Al verla marchar, Marina vuelve a sentir lástima por ella. Una lástima grande que no llega a definir. Le duele la soledad de esa mujer. Piensa: «Seguramente nunca volveré a verla.» Y de nuevo asocia esa lástima a la que le produce la muerte de Bruna. «Tampoco a ella volveré a verla.» Bruna se ha ido definitivamente, como Rogelio, como tantos otros, dejándola con los interrogantes de siempre suspendidos sobre su vida. Sin defensa. Sin la posibilidad de aclarar, de convencer, de sopesar...
La sala se despeja lentamente de voces, pisadas y roces. El rotativo está a punto de detenerse. Las maletas van espaciándose. Marina se acerca a un empleado.
—Mi equipaje no llega —dice sonriendo.
El empleado la mira con aires de persona infalible:
—No se preocupe; ya llegará.
Aguarda unos instantes, serena, todavía confiada. De pronto el rotativo cesa.
—No ha llegado —dice Marina.
El empleado cambia de expresión. Pone cara de fastidio.
—Vaya usted a reclamaciones: yo no puedo hacer nada.
La frase del empleado descorazona, desequilibra el ánimo y salpica de malestar el viaje que Marina acaba de hacer.
También insufla una actividad con la que ella no había contado. Es como si un camino de hormigas, bien organizado, se viera de pronto trastocado por la torpe pisada del hombre.
Comienza la revisión de equipajes. Interviene la policía. Surgen preguntas obvias: «¿Número de vuelo? ¿Carnet de Identidad?» Luego las disculpas: un variado repertorio de disculpas: «Insólito, increíble... Una simple maleta y perdida...»
Marina se ve rodeada de personal, atendida, llevada y traída; tiene la impresión de ser ella la única pasajera del aeropuerto. Escucha frases inconexas: «Madrid no acusa registro...» «Madrid asegura...» «Barcelona no se hace responsable...» La trasladan a la sala de espera. Señalan el mostrador del bar:
—Pida usted lo que guste: la Compañía invita.
—Pero la maleta...
—Un momento de paciencia, señora; no puede perderse. Hemos vuelto a ponernos al habla con Madrid.
Intentan tranquilizarla, inventan mil suposiciones, le sirven café. Marina piensa: «Mejor hubiera sido pedir tila.»

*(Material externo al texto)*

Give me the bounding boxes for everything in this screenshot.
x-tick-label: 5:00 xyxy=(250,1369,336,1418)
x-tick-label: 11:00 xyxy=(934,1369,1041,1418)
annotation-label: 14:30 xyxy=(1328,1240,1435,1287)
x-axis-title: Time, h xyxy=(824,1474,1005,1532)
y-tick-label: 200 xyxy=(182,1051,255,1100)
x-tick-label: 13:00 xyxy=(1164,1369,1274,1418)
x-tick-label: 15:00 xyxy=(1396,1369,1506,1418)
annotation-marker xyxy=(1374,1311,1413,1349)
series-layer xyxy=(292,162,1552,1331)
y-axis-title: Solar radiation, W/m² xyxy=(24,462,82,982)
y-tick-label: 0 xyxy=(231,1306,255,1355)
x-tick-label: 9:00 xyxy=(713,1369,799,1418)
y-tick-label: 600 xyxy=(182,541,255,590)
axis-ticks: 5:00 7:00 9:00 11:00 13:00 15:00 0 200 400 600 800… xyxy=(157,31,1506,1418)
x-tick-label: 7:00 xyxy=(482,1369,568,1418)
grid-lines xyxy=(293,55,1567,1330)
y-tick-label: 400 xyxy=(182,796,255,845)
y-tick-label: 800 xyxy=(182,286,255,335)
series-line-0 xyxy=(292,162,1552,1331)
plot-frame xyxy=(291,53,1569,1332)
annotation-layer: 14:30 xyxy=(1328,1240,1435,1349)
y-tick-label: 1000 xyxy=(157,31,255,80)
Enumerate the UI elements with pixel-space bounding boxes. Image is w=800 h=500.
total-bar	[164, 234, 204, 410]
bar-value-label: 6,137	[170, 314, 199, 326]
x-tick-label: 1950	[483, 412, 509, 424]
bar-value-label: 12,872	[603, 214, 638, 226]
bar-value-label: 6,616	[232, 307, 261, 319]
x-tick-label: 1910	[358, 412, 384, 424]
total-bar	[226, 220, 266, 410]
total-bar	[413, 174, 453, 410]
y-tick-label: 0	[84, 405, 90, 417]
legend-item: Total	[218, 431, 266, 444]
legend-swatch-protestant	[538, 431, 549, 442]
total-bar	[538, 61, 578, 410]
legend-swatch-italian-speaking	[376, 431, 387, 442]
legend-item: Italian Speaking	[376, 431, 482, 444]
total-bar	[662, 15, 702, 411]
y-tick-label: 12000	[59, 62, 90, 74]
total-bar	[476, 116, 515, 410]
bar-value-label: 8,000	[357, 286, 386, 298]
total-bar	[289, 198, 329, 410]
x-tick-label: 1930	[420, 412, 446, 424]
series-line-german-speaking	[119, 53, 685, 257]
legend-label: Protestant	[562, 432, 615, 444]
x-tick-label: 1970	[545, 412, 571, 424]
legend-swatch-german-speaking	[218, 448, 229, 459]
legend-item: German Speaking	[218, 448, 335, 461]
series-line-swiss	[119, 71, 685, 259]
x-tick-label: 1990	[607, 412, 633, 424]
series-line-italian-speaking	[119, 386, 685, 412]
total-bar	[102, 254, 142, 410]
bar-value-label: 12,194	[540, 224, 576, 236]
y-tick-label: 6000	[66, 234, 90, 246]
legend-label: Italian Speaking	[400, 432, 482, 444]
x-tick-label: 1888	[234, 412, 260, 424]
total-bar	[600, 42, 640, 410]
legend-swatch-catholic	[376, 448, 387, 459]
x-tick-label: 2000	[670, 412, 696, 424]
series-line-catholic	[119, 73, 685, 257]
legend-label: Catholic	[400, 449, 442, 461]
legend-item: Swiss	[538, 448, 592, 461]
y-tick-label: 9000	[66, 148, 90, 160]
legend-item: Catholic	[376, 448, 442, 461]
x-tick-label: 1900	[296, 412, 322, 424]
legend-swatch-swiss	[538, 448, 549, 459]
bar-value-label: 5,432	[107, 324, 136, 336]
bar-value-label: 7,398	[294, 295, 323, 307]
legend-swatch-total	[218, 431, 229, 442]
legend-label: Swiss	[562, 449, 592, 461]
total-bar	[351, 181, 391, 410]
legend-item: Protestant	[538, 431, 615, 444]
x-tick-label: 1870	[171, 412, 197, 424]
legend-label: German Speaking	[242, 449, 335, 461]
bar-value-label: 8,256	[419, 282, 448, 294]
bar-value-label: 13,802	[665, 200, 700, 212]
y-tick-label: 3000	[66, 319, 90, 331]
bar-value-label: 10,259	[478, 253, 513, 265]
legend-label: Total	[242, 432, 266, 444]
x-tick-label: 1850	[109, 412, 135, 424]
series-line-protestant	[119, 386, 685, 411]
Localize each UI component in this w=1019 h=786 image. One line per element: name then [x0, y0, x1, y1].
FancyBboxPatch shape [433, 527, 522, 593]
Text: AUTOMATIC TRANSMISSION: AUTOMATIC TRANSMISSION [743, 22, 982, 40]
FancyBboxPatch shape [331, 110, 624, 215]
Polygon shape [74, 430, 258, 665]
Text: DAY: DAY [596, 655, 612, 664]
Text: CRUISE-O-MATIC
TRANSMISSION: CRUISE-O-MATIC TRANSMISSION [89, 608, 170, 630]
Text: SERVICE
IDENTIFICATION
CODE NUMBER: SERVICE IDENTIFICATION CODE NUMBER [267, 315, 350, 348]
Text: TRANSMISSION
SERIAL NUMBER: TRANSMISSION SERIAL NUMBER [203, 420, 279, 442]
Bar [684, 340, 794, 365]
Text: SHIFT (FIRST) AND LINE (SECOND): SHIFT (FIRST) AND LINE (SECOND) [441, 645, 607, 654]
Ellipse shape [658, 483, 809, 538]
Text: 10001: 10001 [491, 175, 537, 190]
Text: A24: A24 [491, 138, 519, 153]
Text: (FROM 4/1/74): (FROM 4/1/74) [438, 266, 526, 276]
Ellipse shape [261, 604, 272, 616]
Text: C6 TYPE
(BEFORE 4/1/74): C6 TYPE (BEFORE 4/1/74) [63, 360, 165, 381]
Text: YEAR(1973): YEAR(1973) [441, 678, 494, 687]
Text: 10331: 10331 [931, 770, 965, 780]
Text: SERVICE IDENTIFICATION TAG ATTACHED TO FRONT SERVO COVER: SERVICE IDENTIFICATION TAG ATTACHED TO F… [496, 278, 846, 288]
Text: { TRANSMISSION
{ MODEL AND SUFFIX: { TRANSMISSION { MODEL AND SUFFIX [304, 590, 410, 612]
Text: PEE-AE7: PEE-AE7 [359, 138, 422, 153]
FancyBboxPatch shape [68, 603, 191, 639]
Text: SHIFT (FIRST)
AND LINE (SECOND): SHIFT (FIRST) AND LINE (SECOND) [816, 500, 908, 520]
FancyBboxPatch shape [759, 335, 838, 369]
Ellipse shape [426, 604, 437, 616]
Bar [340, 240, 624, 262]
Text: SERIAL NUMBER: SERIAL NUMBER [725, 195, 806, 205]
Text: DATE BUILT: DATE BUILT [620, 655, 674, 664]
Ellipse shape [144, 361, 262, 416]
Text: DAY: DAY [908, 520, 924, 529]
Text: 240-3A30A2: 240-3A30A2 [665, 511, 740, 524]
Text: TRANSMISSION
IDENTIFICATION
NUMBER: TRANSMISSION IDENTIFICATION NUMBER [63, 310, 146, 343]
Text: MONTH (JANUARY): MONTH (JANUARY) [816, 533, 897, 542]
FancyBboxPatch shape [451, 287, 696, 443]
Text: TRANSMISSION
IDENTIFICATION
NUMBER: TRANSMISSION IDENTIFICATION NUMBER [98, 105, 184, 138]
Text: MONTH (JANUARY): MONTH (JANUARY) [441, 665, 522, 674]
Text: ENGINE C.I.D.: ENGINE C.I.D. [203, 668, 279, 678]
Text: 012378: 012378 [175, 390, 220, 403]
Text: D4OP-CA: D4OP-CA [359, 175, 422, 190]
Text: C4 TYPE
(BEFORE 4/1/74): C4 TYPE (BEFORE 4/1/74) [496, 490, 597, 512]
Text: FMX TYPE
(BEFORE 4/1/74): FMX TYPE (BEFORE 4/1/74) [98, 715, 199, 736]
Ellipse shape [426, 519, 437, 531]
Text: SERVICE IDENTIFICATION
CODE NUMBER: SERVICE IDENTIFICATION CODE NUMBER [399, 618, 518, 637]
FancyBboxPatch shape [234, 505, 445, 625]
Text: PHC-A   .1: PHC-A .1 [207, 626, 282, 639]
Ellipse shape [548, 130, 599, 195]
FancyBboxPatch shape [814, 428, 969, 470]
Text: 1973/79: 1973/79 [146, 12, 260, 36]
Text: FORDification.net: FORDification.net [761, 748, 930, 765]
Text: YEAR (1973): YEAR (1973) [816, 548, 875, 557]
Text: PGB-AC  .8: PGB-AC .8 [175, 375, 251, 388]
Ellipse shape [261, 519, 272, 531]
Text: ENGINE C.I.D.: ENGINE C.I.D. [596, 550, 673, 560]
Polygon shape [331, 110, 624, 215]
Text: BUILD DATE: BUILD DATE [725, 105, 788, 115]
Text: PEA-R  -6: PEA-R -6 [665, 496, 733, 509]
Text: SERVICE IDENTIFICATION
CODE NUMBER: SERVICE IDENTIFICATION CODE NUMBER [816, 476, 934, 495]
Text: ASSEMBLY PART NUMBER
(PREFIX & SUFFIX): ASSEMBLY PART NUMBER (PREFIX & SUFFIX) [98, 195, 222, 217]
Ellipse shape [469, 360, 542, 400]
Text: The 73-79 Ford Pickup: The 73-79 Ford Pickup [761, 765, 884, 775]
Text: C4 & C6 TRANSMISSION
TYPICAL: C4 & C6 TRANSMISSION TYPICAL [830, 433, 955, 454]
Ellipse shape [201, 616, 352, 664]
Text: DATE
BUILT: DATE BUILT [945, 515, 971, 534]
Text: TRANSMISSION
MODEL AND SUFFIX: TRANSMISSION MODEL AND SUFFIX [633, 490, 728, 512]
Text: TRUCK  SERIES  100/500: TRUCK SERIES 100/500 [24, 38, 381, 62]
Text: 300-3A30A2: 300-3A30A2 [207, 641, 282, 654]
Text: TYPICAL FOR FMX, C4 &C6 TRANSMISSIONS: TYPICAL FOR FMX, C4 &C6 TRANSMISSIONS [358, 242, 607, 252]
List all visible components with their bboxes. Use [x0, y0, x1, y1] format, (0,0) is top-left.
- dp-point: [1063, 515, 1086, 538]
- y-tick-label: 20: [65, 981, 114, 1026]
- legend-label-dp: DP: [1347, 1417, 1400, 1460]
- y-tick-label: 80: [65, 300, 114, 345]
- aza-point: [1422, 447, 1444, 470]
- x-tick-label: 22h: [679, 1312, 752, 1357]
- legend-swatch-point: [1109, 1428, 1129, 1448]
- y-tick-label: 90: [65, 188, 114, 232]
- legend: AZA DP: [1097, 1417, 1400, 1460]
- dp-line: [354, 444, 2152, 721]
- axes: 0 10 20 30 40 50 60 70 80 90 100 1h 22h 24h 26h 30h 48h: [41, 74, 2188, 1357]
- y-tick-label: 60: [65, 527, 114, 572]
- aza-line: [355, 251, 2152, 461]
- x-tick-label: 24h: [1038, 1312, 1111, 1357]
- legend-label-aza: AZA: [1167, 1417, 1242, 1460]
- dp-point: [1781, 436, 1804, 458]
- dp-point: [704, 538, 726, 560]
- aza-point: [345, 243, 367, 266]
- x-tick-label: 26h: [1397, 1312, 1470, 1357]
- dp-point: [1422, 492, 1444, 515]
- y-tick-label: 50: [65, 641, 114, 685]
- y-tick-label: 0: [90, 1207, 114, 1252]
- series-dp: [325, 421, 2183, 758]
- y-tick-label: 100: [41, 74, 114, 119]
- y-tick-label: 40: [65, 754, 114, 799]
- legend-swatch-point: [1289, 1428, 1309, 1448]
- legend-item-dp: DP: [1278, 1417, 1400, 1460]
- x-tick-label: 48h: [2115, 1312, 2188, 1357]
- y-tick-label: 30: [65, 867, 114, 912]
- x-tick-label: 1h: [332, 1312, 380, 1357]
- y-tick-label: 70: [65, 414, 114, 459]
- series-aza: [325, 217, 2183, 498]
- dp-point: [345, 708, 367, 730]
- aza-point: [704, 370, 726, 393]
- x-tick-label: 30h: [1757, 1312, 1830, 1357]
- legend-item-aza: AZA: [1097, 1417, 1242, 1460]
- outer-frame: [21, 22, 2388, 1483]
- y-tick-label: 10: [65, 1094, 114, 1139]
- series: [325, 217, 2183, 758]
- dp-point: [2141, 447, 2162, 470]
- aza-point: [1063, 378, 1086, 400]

La azafata que la acompaña no cesa de hablar. Explica infinidad de casos como el suyo.
—Todas aparecieron. Jamás se ha perdido nada.
La musiquilla, que pretende templar los nervios, se vuelve inquieta, se mezcla a los susurros, a las pisadas y al constante tintineo de vasos y tazas que arranca del mostrador.
Hay un continuo ir y venir de camareros, de gentes que viajan, de niños que juegan a volar.
Marina se siente culpable. No sabe de qué. Sospecha que el trastorno se debe exclusivamente a un fallo suyo. La tranquilizan. Alguien le anuncia:
—Acaban de comunicarnos que su maletín se ha quedado en Madrid. Un descuido imperdonable. Lo remitirán sin falta en el próximo vuelo. Nosotros mismos nos encargaremos de enviarlo a domicilio.
Suspiros de alivio. Caras sonrientes.
—No podía ser de otro modo.
Marina se levanta: radiante, contenta, agradecida.
Se despide de todas las caras que, durante un buen rato, han pendido de la suya.
Mira en torno, no sabe por qué: otro reflejo condicionado. Se dispone a salir, pero se queda.
Sin ninguna razón se da una tregua a sí misma. Una tregua inconcreta, como si de antemano supiera lo que va a ocurrir.
Piensa: «Debo irme.» Pero no se va.
Contempla su taza de café (ya vacía), las sillas circundantes (casi todas llenas); el pavimento, salpicado de colillas y de papeles...
La musiquilla del altavoz se detiene. Un segundo. Es un silencio corto que abarca un mundo de premoniciones.
De pronto una extraña lucidez le aclara ese cúmulo de pequeños acontecimientos que la han mantenido inquieta.
Mira el altavoz. No puede dejar de mirarlo. Es más fuerte que ella.
Y escucha, no sólo con los oídos, sino con todo el cuerpo, lo que el altavoz está diciendo:
—Se ruega al pasajero de Roma don Germán dé Alcántara que tenga la bondad de pasar por las oficinas de vuelos nacionales.
Y todo, hasta la muerte de Bruna, deja de tener importancia.